Aargh, c’est très intime comme question. Je dirais ça dépend. Ça dépend du moment. En ce moment je tente de revenir à une certaine simplicité. Après avoir beaucoup exploré, expérimenté, je trouve que mes plus belles et fortes expériences étaient arrivées dans l’amour et les sentiments partagés. Je trouve que le sexe est un merveilleux espace de liberté et de magie. Et je trouve dommage, sans aucun jugement, que beaucoup de gens ne le pratiquent que comme s’ils voulaient juste procréer ou se soulager. C’est pourquoi j’ai un peu de mal à être pleinement heureuse lorsque je tombe sur une personne trop vanille.

« Vanille » ?

Oui, ça désigne les pratiques banales, les plus ordinaires. La plupart des gens choisissent le parfum vanille quand ils choisissent une glace, alors qu’il y a plein d’autres parfums possibles. Dans le sexe, c’est pareil.

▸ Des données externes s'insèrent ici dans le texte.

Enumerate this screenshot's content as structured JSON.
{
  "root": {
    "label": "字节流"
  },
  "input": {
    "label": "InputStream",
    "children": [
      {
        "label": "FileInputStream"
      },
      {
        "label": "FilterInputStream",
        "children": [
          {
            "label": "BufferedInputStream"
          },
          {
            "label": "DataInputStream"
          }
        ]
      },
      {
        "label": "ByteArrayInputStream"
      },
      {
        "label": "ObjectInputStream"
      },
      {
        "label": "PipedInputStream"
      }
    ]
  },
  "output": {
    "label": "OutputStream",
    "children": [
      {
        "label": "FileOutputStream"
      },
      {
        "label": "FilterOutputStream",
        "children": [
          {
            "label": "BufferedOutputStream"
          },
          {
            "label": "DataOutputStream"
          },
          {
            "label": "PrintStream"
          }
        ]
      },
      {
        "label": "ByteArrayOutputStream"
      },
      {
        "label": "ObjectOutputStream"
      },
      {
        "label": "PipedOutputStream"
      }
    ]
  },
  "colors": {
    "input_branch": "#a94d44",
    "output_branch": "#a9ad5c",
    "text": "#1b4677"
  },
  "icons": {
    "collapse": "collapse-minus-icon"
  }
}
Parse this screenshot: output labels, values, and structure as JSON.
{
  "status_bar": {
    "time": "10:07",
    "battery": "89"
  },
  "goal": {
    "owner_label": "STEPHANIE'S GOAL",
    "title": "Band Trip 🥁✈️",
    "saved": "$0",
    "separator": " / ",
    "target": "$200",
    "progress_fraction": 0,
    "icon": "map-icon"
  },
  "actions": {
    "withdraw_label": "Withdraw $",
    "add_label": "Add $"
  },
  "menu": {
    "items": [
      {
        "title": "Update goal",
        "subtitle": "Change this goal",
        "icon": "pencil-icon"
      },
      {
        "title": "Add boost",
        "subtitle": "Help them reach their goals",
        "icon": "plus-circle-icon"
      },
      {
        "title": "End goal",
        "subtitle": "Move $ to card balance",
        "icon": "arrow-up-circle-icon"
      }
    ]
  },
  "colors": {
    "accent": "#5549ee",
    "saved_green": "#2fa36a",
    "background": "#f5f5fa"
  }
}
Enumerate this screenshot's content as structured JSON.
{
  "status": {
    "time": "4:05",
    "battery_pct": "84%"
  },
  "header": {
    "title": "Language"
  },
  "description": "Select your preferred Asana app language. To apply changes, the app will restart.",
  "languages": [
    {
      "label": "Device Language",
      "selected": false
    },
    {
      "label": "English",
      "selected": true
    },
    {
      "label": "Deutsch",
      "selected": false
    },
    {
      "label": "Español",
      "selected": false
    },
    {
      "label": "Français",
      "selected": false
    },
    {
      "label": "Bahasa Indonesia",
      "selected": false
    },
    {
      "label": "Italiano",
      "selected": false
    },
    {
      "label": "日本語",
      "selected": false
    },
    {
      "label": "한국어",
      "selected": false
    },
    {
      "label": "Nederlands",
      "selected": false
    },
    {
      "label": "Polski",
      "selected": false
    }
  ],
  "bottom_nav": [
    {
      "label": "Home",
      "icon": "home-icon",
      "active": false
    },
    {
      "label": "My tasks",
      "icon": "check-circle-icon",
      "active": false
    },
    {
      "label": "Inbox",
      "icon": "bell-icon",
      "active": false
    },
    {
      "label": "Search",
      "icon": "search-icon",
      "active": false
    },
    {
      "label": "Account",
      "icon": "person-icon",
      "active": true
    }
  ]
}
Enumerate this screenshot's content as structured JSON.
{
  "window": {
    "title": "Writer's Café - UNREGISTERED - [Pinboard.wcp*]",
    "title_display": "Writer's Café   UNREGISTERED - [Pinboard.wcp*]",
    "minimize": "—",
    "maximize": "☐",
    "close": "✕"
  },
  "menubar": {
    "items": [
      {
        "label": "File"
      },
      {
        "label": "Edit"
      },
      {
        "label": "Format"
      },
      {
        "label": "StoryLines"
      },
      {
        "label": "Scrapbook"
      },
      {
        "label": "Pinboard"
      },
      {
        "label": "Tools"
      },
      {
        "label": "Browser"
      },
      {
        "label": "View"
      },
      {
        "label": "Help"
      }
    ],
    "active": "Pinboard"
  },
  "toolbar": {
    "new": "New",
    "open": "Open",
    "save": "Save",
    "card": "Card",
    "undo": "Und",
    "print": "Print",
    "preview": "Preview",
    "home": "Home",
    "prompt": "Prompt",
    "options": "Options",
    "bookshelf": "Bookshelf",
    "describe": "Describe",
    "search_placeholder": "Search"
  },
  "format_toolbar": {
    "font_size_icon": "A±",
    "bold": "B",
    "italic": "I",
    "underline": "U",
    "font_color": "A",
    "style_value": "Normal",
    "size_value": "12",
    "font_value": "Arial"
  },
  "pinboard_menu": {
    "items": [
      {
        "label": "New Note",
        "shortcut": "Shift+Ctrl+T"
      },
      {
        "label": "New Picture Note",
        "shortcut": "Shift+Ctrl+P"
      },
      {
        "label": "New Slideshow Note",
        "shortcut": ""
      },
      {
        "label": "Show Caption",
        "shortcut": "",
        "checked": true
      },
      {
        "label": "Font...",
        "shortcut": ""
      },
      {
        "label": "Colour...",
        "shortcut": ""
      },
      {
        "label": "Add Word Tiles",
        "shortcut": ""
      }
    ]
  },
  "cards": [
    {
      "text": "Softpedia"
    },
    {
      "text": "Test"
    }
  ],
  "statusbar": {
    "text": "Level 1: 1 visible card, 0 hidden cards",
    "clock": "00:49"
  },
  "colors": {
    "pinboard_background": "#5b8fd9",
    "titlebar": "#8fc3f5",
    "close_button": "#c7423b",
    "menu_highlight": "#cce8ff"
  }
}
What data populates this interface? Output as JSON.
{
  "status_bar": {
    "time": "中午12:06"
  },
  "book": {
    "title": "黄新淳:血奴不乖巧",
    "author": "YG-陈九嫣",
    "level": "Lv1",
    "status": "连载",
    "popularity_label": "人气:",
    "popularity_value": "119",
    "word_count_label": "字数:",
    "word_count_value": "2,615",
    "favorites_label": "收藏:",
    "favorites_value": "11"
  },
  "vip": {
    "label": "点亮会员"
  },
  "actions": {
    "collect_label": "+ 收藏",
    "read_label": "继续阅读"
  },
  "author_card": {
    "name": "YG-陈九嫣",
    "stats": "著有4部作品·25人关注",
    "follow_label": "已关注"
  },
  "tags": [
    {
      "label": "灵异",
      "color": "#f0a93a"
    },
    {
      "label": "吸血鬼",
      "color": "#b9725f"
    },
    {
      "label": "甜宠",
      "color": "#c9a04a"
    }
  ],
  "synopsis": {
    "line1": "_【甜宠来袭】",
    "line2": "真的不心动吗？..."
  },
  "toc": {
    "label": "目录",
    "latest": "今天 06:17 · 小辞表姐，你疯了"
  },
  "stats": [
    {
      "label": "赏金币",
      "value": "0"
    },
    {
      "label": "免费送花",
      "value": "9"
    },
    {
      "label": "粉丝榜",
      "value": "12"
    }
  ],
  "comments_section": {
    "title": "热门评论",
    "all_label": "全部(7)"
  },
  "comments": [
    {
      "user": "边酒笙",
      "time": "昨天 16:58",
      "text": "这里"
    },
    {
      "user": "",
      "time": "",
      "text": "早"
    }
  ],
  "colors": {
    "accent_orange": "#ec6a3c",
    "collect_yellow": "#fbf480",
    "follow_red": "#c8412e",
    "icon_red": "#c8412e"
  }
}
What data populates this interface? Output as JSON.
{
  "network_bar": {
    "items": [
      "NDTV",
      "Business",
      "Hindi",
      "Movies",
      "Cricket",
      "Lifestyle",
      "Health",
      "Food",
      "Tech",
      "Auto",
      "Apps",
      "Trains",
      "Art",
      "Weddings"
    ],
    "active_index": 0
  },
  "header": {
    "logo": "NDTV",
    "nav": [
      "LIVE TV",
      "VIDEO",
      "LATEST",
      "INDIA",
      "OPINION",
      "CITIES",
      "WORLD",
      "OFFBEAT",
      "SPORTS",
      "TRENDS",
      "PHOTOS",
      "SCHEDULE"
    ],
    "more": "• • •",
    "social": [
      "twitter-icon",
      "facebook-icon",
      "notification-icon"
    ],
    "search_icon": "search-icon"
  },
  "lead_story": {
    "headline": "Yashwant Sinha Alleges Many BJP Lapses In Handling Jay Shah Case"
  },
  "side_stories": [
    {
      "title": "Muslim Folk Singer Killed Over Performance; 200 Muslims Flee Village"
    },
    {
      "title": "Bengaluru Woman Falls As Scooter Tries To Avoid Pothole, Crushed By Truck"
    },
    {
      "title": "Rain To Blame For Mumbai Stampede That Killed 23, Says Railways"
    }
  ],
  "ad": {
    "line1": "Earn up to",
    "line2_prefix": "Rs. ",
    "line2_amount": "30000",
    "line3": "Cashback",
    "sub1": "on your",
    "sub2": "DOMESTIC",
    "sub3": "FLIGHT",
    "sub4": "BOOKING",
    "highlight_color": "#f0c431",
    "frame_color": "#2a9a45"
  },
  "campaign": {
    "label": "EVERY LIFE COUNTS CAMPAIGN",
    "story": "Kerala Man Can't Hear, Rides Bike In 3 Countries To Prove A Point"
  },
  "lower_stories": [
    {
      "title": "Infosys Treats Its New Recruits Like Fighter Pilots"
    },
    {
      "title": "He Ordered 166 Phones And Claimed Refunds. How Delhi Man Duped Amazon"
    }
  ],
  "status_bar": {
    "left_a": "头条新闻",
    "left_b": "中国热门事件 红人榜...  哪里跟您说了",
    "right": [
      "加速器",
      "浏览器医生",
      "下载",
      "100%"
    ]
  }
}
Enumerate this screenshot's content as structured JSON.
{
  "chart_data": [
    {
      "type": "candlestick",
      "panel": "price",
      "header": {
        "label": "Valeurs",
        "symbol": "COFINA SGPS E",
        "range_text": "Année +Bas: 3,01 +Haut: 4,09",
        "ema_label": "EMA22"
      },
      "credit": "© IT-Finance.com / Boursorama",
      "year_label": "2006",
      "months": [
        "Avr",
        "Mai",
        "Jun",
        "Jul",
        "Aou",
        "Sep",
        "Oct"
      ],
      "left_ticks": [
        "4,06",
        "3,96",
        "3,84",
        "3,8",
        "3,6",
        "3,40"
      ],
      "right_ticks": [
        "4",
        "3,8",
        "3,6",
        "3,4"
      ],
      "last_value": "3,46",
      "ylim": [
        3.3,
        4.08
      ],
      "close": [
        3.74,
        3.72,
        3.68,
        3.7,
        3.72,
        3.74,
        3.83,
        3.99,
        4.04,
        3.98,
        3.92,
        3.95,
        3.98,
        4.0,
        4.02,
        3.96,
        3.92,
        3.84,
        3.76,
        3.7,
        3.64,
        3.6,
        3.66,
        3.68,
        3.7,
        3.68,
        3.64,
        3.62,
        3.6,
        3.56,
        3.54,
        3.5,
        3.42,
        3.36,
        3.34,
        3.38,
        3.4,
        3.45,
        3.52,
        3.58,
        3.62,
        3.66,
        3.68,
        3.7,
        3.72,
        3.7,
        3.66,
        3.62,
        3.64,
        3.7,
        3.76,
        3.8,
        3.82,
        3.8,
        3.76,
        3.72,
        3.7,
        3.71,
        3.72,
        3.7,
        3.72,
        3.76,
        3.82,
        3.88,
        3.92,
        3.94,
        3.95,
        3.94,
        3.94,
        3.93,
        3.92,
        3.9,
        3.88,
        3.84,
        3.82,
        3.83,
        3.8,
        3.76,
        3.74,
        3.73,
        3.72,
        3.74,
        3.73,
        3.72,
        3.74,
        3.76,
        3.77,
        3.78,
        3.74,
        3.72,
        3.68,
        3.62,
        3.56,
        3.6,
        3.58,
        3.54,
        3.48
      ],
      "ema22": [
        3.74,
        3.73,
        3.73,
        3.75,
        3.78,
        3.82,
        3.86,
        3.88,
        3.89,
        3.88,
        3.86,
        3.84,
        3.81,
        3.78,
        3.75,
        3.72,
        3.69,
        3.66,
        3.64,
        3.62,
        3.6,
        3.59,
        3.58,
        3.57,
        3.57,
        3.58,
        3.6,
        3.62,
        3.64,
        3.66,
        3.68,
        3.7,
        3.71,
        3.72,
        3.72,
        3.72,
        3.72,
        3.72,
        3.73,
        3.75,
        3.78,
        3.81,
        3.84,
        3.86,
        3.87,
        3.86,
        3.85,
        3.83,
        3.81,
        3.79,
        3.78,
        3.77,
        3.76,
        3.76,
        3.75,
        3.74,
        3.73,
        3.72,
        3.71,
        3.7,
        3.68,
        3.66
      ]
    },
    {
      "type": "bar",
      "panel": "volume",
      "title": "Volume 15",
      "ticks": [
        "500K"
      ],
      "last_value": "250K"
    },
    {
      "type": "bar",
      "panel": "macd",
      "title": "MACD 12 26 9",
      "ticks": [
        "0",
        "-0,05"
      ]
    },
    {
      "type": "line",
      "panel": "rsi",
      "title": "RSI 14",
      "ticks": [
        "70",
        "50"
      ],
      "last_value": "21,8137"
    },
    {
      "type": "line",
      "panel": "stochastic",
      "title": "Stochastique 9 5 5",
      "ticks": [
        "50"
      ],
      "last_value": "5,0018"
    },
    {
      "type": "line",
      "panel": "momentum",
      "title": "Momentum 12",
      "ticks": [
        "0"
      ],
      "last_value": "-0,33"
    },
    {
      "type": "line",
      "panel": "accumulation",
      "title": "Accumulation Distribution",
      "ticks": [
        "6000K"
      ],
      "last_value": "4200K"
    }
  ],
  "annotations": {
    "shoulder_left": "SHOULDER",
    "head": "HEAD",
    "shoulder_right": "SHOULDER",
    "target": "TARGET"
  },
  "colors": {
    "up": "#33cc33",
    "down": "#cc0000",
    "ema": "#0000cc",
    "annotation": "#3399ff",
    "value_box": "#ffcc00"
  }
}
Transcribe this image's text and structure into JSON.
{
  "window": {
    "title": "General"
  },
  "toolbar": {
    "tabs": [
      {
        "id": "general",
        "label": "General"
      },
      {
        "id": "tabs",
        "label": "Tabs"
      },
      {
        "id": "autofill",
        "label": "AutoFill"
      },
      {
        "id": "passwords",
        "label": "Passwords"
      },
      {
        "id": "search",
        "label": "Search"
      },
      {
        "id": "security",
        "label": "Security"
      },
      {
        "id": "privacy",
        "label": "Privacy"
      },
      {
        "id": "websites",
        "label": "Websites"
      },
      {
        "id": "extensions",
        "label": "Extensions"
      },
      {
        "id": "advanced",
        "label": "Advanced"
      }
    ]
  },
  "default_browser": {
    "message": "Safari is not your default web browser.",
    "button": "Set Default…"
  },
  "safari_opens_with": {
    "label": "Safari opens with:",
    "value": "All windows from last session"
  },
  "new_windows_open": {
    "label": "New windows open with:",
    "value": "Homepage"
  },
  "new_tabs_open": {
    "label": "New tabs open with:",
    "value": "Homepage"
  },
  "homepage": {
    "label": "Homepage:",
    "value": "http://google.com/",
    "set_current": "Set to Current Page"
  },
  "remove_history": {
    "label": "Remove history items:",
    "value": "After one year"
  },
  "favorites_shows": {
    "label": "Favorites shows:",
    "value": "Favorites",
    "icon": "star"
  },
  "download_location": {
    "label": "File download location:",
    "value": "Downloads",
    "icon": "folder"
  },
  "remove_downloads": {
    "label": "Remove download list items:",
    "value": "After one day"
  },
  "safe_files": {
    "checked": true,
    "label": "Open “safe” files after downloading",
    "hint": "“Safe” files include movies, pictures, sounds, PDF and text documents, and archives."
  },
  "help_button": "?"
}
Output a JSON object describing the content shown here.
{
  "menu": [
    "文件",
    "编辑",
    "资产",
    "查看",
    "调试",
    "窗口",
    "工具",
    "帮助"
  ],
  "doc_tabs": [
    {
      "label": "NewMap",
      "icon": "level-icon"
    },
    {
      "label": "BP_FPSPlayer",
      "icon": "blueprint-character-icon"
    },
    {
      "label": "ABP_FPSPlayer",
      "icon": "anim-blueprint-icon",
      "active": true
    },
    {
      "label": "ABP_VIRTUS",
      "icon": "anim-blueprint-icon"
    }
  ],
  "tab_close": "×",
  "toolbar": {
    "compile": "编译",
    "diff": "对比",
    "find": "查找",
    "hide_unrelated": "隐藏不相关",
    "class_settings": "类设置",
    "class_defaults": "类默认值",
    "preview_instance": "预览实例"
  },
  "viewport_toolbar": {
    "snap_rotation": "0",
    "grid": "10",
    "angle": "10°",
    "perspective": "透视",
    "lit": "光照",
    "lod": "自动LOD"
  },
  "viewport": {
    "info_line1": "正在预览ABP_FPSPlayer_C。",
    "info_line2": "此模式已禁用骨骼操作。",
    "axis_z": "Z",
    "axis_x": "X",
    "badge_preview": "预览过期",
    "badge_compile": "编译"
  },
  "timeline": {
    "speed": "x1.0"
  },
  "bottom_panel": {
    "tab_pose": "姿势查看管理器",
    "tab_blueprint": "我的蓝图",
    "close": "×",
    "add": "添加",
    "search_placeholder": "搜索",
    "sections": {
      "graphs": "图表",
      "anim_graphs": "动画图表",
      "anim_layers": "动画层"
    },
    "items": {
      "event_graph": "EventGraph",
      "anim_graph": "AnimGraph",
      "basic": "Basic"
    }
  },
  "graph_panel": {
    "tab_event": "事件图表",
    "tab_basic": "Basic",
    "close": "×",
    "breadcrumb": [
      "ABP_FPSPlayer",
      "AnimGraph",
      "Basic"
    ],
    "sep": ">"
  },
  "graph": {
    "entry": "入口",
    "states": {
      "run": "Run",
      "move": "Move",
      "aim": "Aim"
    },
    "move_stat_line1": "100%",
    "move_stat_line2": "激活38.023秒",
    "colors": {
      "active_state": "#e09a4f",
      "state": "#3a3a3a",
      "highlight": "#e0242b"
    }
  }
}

Qu’est-ce qui te rend heureuse ?

C’est moi. Disons que je suis heureuse, ce n’est donc pas un événement ou quelqu’un qui me rend heureuse. C’est parce que je le suis que je peux apprécier et ressentir de la joie ou de la plénitude pour tout un tas de choses. Comme un rayon de soleil ou un baiser. Ce n’est pas non plus du coup un événement ou une personne qui peut me rendre malheureuse, ce n’est que moi. Et donc le malheur, pour moi, n’est que temporaire, le temps de me réparer, seule.

Une parole inspirante

La liberté s’arrête où commence celle des autres.

Et la liberté commence par une pensée libre, laquelle est avant tout une pensée qui s’affranchit du bon sens et explore l’univers sans aucune limite. Elle obéit au besoin qu’a la raison de « poursuivre sa quête de signification sans savoir où elle va » pour reprendre les mots qu’emploie Hannah Arendt pour analyser le travail de Kant sur notre capacité à juger. Nous avons besoin de paroles inspirantes, mais nous avons surtout besoin de pensées libres, qui seules, peuvent trouver ces paroles, et oser les dire.

Une idée pour s’améliorer ?

La simplicité.

 Rester simple sans devenir simpliste. La simplicité est une grande qualité. Dans ce monde complexe, rester simple est un fil qui nous relie à l’enfance je crois, et qui nous permet de rester capable d’émerveillement et de lien.

Qu’aimerais-tu devenir ?

Je suis assez contente et surprise de ce que je suis devenue déjà. Mon but et ma motivation en tout ce que je fais est de devenir une vielle dame sage et zen. Qui pourrait aider les plus jeunes.

Un symbole ou une vision

Le Kraken. Tout pirate que tu sois il y a toujours quelque chose au fond de l’eau qui te défonce. Je suis toute petite mais méfiance.

Crédit photo © Xochicalco/123RF


Qu’aimerais-tu ajouter ?

Une pincée de sel.

Nous sortons. La brusque déperdition sonore, la fraîcheur de l’air et la lumière naturelle me restituent le bien-être. Parmi les barbus qui tiennent une bière à la main, une jeune fille au visage poupin lui raconte sa soirée sadomasochiste. Avec ma lectrice, nous retournons vers le métro. Je lui taxe une clope. Vivement que je rentre. K-ro Tyler continue à parler, tandis que je retourne au silence. De cette rencontre entre le métal et l’écriture, nos discours radicalement différents ne nous trompent pas sur la concordance de nos idées. Le bruit et le silence s’accommodent mal l’un de l’autre, mais par tout ce qu’il contient de sincérité et de force, par sa mauvaise fortune transformée en atout, cet être-là me paraît extrêmement proche. Nous nous séparons sans attentes. Les choses se font si nous lu voulons vraiment. Parfois, savoir que l’autre existe suffit.